NutriPlan is committed to protecting your privacy. This policy explains what data we collect, how we use it, and your rights. If you have questions, email us at nutriplan@polsia.app.
1. Data We Collect
We collect only what's necessary to provide the service:
- Email address — used for account creation and magic-link authentication.
- Dietary preferences & biometric inputs — height, weight, age, activity level, dietary restrictions, and health goals you enter to generate meal plans. This data is stored to save and reload your preferences.
- Generated meal plans — the meal plans we create for you are stored so you can access them later.
- Analytics events — anonymized usage events (page views, feature interactions) to improve the product. No personally identifiable data is included in these events.
- Session identifiers — a random session token stored in your browser's sessionStorage to track a single browsing session.
- Payment information — if you subscribe to Premium, your payment details are handled directly by Stripe. NutriPlan does not store credit card numbers.
2. How We Use Your Data
- Meal plan generation — your biometric inputs and dietary preferences are fed to our LP solver to generate optimized meal plans tailored to your goals.
- Service improvement — aggregated, anonymized analytics help us understand which features are most useful and identify bugs.
- Authentication — your email is used to send magic-link login emails and, if applicable, subscription receipts from Stripe.
- Subscription management — billing status is tracked to enforce plan limits and grant premium access.
We do not sell your data.
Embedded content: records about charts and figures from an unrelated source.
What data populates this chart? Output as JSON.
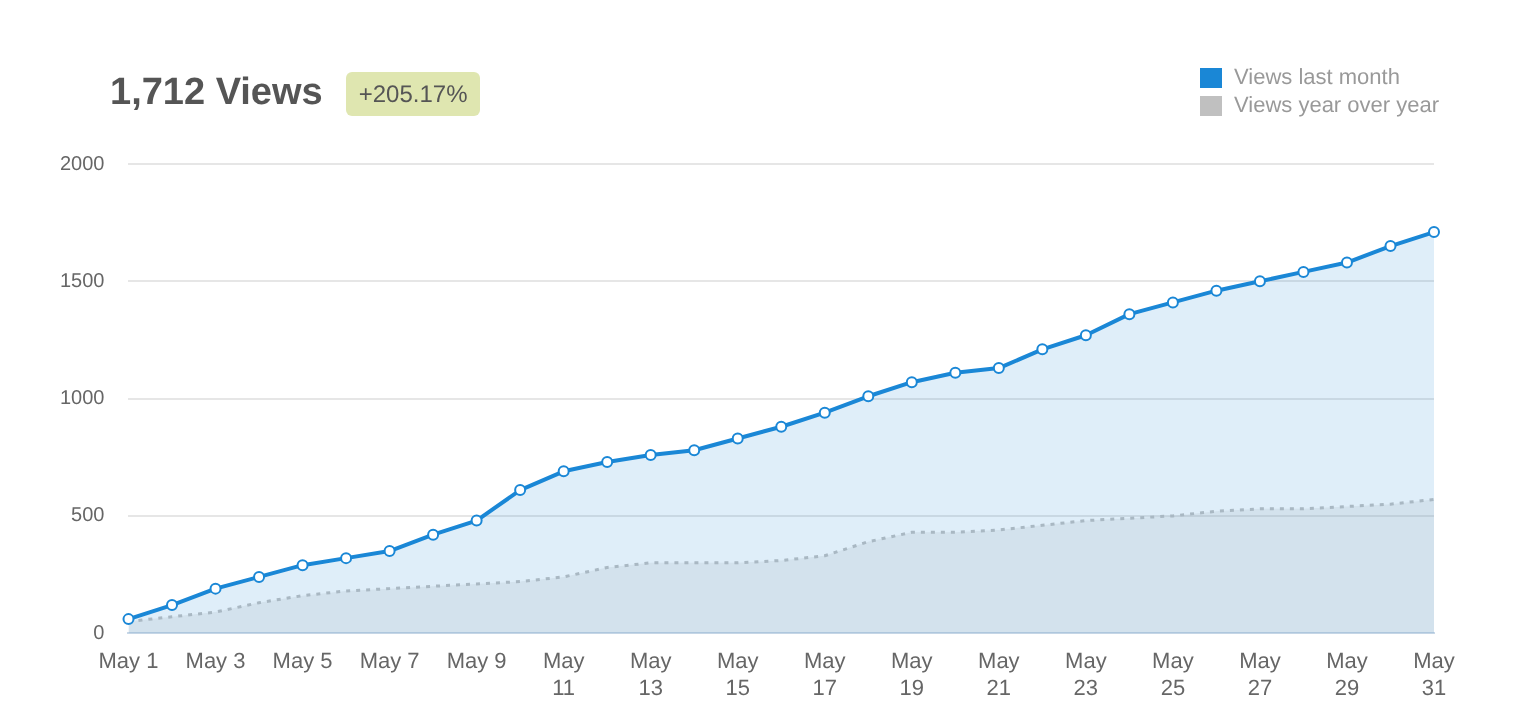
{
  "chart_data": {
    "type": "area",
    "title": "1,712 Views",
    "subtitle": "+205.17%",
    "categories": [
      "May 1",
      null,
      "May 3",
      null,
      "May 5",
      null,
      "May 7",
      null,
      "May 9",
      null,
      "May 11",
      null,
      "May 13",
      null,
      "May 15",
      null,
      "May 17",
      null,
      "May 19",
      null,
      "May 21",
      null,
      "May 23",
      null,
      "May 25",
      null,
      "May 27",
      null,
      "May 29",
      null,
      "May 31"
    ],
    "series": [
      {
        "name": "Views last month",
        "color": "#1a87d6",
        "marker": "circle",
        "line_style": "solid",
        "values": [
          60,
          120,
          190,
          240,
          290,
          320,
          350,
          420,
          480,
          610,
          690,
          730,
          760,
          780,
          830,
          880,
          940,
          1010,
          1070,
          1110,
          1130,
          1210,
          1270,
          1360,
          1410,
          1460,
          1500,
          1540,
          1580,
          1650,
          1710
        ]
      },
      {
        "name": "Views year over year",
        "color": "#c0c0c0",
        "marker": "none",
        "line_style": "dotted",
        "values": [
          50,
          70,
          90,
          130,
          160,
          180,
          190,
          200,
          210,
          220,
          240,
          280,
          300,
          300,
          300,
          310,
          330,
          390,
          430,
          430,
          440,
          460,
          480,
          490,
          500,
          520,
          530,
          530,
          540,
          550,
          570
        ]
      }
    ],
    "ylim": [
      0,
      2000
    ],
    "yticks": [
      0,
      500,
      1000,
      1500,
      2000
    ],
    "grid": "y",
    "legend": "top right"
  }
}
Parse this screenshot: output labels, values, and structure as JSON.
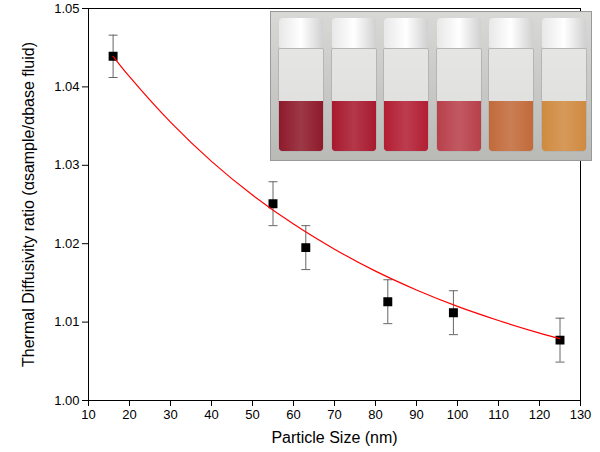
{
  "chart_data": {
    "type": "scatter",
    "x_label": "Particle Size (nm)",
    "y_label": "Thermal Diffusivity ratio (αsample/αbase fluid)",
    "xlim": [
      10,
      130
    ],
    "xticks": [
      10,
      20,
      30,
      40,
      50,
      60,
      70,
      80,
      90,
      100,
      110,
      120,
      130
    ],
    "ylim": [
      1.0,
      1.05
    ],
    "yticks": [
      {
        "value": 1.0,
        "label": "1.00"
      },
      {
        "value": 1.01,
        "label": "1.01"
      },
      {
        "value": 1.02,
        "label": "1.02"
      },
      {
        "value": 1.03,
        "label": "1.03"
      },
      {
        "value": 1.04,
        "label": "1.04"
      },
      {
        "value": 1.05,
        "label": "1.05"
      }
    ],
    "grid": false,
    "series": [
      {
        "type": "scatter",
        "marker": "square",
        "color": "#000000",
        "x": [
          16,
          55,
          63,
          83,
          99,
          125
        ],
        "values": [
          1.0439,
          1.0251,
          1.0195,
          1.0126,
          1.0112,
          1.0077
        ],
        "error": [
          0.0027,
          0.0028,
          0.0028,
          0.0028,
          0.0028,
          0.0028
        ]
      },
      {
        "type": "line",
        "line_style": "solid",
        "color": "#ff0000",
        "x": [
          16,
          20,
          30,
          40,
          50,
          60,
          70,
          80,
          90,
          100,
          110,
          120,
          125
        ],
        "values": [
          1.0439,
          1.0413,
          1.0355,
          1.0305,
          1.0262,
          1.0225,
          1.0193,
          1.0165,
          1.0141,
          1.012,
          1.0102,
          1.0086,
          1.0079
        ]
      }
    ]
  }
}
We do not use your data for advertising or share it with third-party marketers.
3. Data Storage
Your data is stored in a PostgreSQL database hosted on Neon (a managed cloud database provider). The database is encrypted at rest. All data is processed and stored within the United States.
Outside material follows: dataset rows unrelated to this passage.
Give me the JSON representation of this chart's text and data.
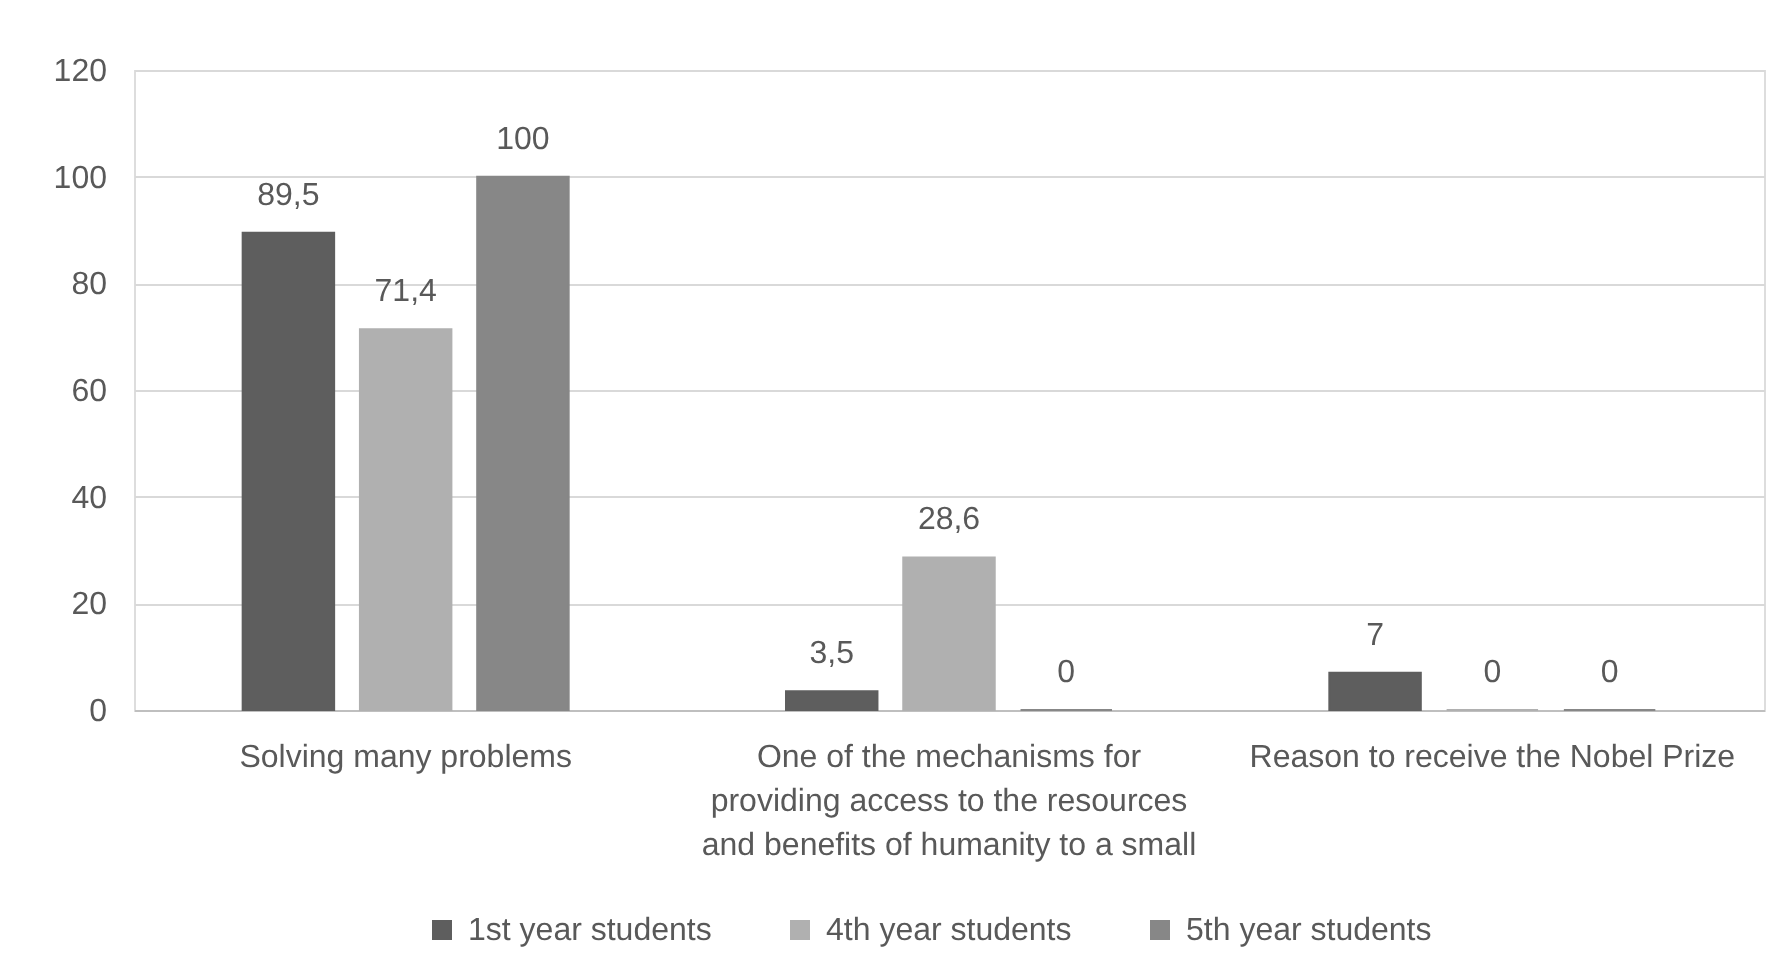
{
  "chart_data": {
    "type": "bar",
    "categories": [
      "Solving many problems",
      "One of the mechanisms for\nproviding access to the resources\nand benefits of humanity to a small",
      "Reason to receive the Nobel Prize"
    ],
    "series": [
      {
        "name": "1st year students",
        "color": "#5e5e5e",
        "values": [
          89.5,
          3.5,
          7
        ],
        "value_labels": [
          "89,5",
          "3,5",
          "7"
        ]
      },
      {
        "name": "4th year students",
        "color": "#b0b0b0",
        "values": [
          71.4,
          28.6,
          0
        ],
        "value_labels": [
          "71,4",
          "28,6",
          "0"
        ]
      },
      {
        "name": "5th year students",
        "color": "#878787",
        "values": [
          100,
          0,
          0
        ],
        "value_labels": [
          "100",
          "0",
          "0"
        ]
      }
    ],
    "ylim": [
      0,
      120
    ],
    "yticks": [
      0,
      20,
      40,
      60,
      80,
      100,
      120
    ],
    "grid": "y",
    "legend": "bottom"
  }
}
OAuth tokens and sensitive credentials are stored using AES-256-GCM encryption.
4. Third-Party Services
NutriPlan uses the following third-party services:
- Stripe — payment processing for Premium subscriptions. Stripe handles all credit card data under their own privacy policy. We receive only a customer ID and subscription status.
- Polsia — our hosting and infrastructure provider. NutriPlan is built on Polsia's platform, which provides the server, database, and deployment infrastructure.
- Google Fonts — typography loaded from Google's CDN. Google may log the request (IP address, browser) per their privacy policy.
5. Cookies & Local Storage
- Session cookies — used to maintain your login session. These expire when you sign out or after 7 days of inactivity.
- localStorage — stores your preferences (sidebar state, UI settings) locally in your browser. This data stays on your device and is not transmitted to our servers.
- sessionStorage — stores a short-lived anonymous session ID used for analytics. Cleared when you close your browser tab.
We do not use third-party tracking cookies or advertising cookies.
6. Data Retention
We retain your account data for as long as your account is active. If you request account deletion, we will delete your personal data within 30 days, subject to legal obligations.
Anonymized analytics data (not linked to your identity) may be retained indefinitely for product improvement purposes.
7. Your Rights
You have the right to:
- Access your personal data we hold.
- Correct inaccurate information.
- Delete your account and associated personal data.
- Export your meal plan data.
- Withdraw consent at any time by closing your account.
To exercise any of these rights, email nutriplan@polsia.app.
8. Children's Privacy
NutriPlan is not directed at children under 13. We do not knowingly collect data from children under 13. If you believe we have inadvertently collected such data, contact us immediately.
9. Changes to This Policy
We may update this Privacy Policy from time to time. We'll update the "last updated" date at the top of this page. Continued use of NutriPlan after changes constitutes acceptance of the updated policy.